The real issue is that, in most instances where you’d expect the insurance to really help, it actually does very little. i.e. If you lose your job, it will cover the minimum payments for the period of time you are unemployed but very little of these payments will actually reduce the balance you owe on the card.
3 – Not being aware of your rights as a consumer
Many people in BC are completely unaware of the exceptional amount of protections afforded to them under provincial legislation in BC. Here are some major points:
- If creditors are harassing you by phone, BC is the only place in Canada where you can send them a formal request to only deal with you via mail instead of phone calls. It’s much easier, and less stressful to deal with collection letters rather than an aggressive collection agent on the phone
- The province of BC is the only jurisdiction of Canada where, if you’ve financed a car and are unable to make the payments, the creditor can seize the vehicle from you but cannot come after you for the shortfall. Many individuals I meet feel as though they are ‘stuck’ in a financing arrangement where they owe more than the vehicle is worth – the fact is they can return the vehicle without being held accountable for any shortfall (i.e. if the vehicle sells for $10,000 and they owe $15,000 they cannot be made to pay the difference).
4 – Thinking there’s no way to re-negotiate government debts
If you owe money for taxes, MSP, or student loans you may think there’s no way out.

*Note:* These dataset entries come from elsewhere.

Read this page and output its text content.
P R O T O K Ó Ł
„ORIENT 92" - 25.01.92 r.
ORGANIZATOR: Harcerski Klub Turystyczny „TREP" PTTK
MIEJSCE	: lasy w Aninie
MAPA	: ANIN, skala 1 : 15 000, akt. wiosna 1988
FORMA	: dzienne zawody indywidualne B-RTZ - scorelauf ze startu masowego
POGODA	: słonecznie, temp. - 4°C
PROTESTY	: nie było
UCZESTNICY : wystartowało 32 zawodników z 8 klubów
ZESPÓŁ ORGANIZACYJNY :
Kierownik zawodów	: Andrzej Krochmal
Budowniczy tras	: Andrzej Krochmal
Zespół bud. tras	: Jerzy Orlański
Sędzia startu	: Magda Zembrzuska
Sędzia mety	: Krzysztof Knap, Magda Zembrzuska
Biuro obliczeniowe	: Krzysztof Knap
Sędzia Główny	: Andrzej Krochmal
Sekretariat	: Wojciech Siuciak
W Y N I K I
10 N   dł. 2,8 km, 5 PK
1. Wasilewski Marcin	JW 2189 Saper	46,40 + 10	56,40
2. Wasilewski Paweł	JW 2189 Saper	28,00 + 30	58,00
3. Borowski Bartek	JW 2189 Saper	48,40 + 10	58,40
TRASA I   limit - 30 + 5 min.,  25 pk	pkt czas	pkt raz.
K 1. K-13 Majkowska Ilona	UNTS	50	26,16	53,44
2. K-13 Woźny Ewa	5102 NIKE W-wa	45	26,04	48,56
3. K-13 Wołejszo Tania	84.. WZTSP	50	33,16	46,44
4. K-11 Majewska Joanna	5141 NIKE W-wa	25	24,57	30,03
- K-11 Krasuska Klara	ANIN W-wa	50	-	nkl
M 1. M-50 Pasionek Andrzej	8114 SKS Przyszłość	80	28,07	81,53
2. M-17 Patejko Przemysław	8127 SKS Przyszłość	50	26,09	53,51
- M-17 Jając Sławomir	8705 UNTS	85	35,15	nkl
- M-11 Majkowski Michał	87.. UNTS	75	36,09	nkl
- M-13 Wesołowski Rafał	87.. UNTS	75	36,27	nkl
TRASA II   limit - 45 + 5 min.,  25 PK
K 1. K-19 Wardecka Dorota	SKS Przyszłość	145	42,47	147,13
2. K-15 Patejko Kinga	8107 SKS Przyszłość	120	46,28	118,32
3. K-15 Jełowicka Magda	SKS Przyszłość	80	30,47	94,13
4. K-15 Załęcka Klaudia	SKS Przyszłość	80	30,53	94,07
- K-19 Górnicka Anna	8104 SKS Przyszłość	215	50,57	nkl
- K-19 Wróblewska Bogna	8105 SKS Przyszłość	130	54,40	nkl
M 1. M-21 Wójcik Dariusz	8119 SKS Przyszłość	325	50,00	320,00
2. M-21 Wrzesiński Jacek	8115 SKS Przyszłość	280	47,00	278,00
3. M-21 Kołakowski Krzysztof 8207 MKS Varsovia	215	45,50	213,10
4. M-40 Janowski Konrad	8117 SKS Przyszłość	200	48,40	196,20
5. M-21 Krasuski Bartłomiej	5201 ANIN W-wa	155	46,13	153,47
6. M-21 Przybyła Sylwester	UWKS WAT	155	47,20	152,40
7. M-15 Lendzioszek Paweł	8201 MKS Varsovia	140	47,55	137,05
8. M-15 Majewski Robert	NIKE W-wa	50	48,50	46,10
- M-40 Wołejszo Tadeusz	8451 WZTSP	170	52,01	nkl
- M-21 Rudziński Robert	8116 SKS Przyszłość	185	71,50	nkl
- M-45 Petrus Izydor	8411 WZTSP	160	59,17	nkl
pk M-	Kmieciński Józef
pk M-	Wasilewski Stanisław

In fact, there is one single way of ‘making a deal’ on these amounts. A Consumer Proposal is an option that can be used to stop interest, reduce amounts owing, and work out an affordable payment plan. A Consumer Proposal can only be filed by a licensed Trustee and is a relatively unknown, yet extremely powerful way of restructuring your financial affairs.
5 – Thinking that your credit rating is a barometer of self-worth
Many people are scared to tackle their debt burden because they believe that their credit rating is an indicator of self-worth and that they could never recover from something as bad as a bankruptcy. The fact is, your credit rating can change dramatically in a short amount of time. People can go from bankruptcy to getting a mortgage in as little as 2-3 years. Often, it’s by taking the step to tackle their debts that people end up in far better shape sooner, than if they had hunkered down and make minimum payments for years and years on end.